Uscii dal Settore F e, infischiandomene delle telecamere, passai per il Distretto. L'ingresso per quella zona era deserto, così come l'atrio generale. Lo stabile era piuttosto distante dalla zona di battaglia, Korey non sarebbe potuto passare da quella strada per fuggire dati i muri alti, perciò un attacco a sorpresa da dietro lo avrebbe potuto sorprendere. Alcuni vetri del Distretto erano incrinati per la forza dell'esplosione passata.

Fuori l'aria puzzava di polvere, era quasi soffocante. Corsi, perché fu l'unica cosa che mi venne in mente di fare. A mano a mano che entrai nel raggio di battaglia cominciai a capire perché quasi tutti i soldati non avevano abbandonato i loro posti: tutti i presenti erano ammantati da un velo quasi trasparente, eppure riusciva a riflettere vari colori, dai toni più sfumati a quelli più chiari e definiti.

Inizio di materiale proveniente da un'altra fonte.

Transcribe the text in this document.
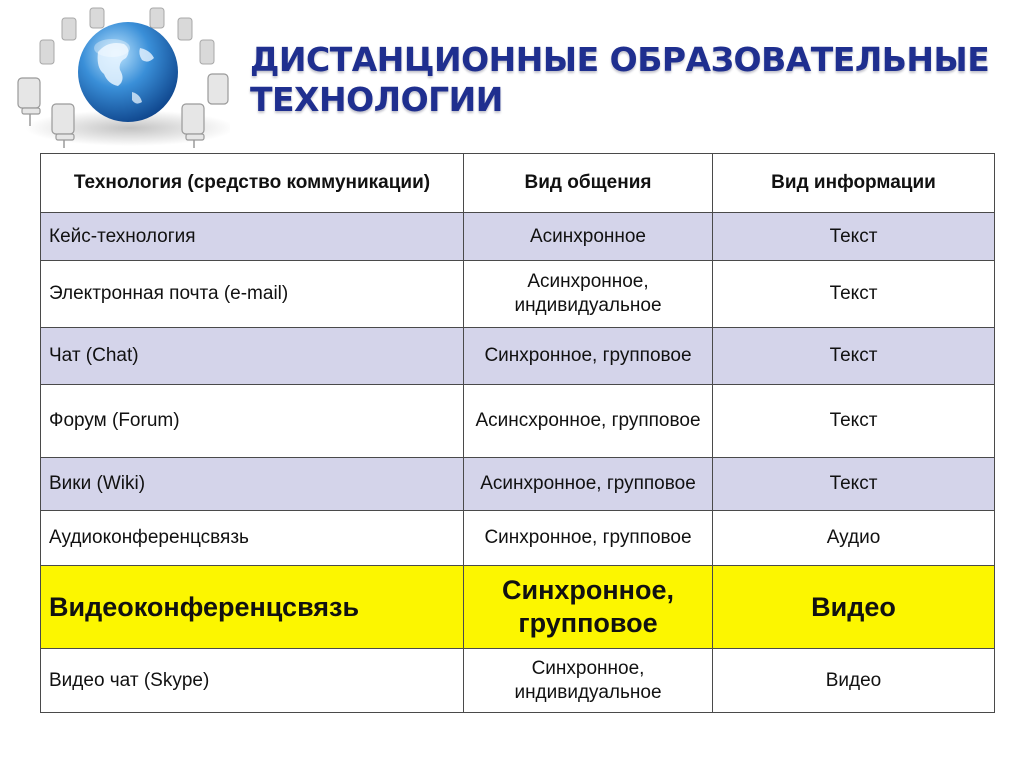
ДИСТАНЦИОННЫЕ ОБРАЗОВАТЕЛЬНЫЕ
ТЕХНОЛОГИИ
Технология (средство коммуникации)	Вид общения	Вид информации
Кейс-технология	Асинхронное	Текст
Электронная почта (e-mail)	Асинхронное, индивидуальное	Текст
Чат (Chat)	Синхронное, групповое	Текст
Форум (Forum)	Асинсхронное, групповое	Текст
Вики (Wiki)	Асинхронное, групповое	Текст
Аудиоконференцсвязь	Синхронное, групповое	Аудио
Видеоконференцсвязь	Синхронное, групповое	Видео
Видео чат (Skype)	Синхронное, индивидуальное	Видео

L'aura di mio fratello era la più scura e spessa, blu. Le aure di molti altri, tra cui Louis e Damian, erano molto meno plastiche, quasi rigide. Damian aveva una ferita al braccio destro, l'uniforme era squarciata e teneva la spada correttamente nell'altra mano, quella dominante, per sua fortuna. Louis era con i soldati con le armi a lungo raggio più indietro, quasi illeso e dirigeva quanto meglio poteva l'attacco sincronizzato senza danneggiare gli alleati.

In quell'area tutti erano posizionati in un ordine specifico, come una spirale sempre maggiore che confluiva verso un unico fulcro comune. Pareva fossero diventati tutti dei pilastri portanti che impedivano al pericolo maggiore di fuoriuscire.

Avvertii il Demone dentro di me irritarsi per qualche motivo, assumendo un tono simile a quello selvaggio di Korey. Troppi soldati riuniti. Troppi Demoni. Un brusco rientro nel mondo. Ebbi il tempo di scusarmi con lui.

Quando fui ad una distanza ragionevole feci uno scatto e saltai. Il Demone nemico mi percepì, nonostante questo non riuscì ad alzare un braccio e bloccarmi in tempo. In quel frangente mi difesi in un gesto ridicolo con la falce, portandomela davanti alla faccia. Caddi a poca distanza da lui, ma in mano avevo il suo braccio destro e lui mi stava guardando.

Korey era un ragazzo giovane, più piccolo di mio fratello di uno o due anni, eppure la diversità fisica si era sempre notata. Assomigliava maggiormente ad un sedicenne che a un ventenne. Forse la colpa era delle sue espressioni sempre serene o per quella sua voce flebile.

«Penny!» Mi girai e i brividi mi salirono fino ai capelli. L'espressione tirata di mio fratello era sciupata dalla stanchezza, il viso ricoperto di sangue non suo, sporcizia e vari graffi. Quasi mi urlò ancora. «Ti ho...» E poi si fermò, notando l'arma e il braccio peloso nelle mie mani.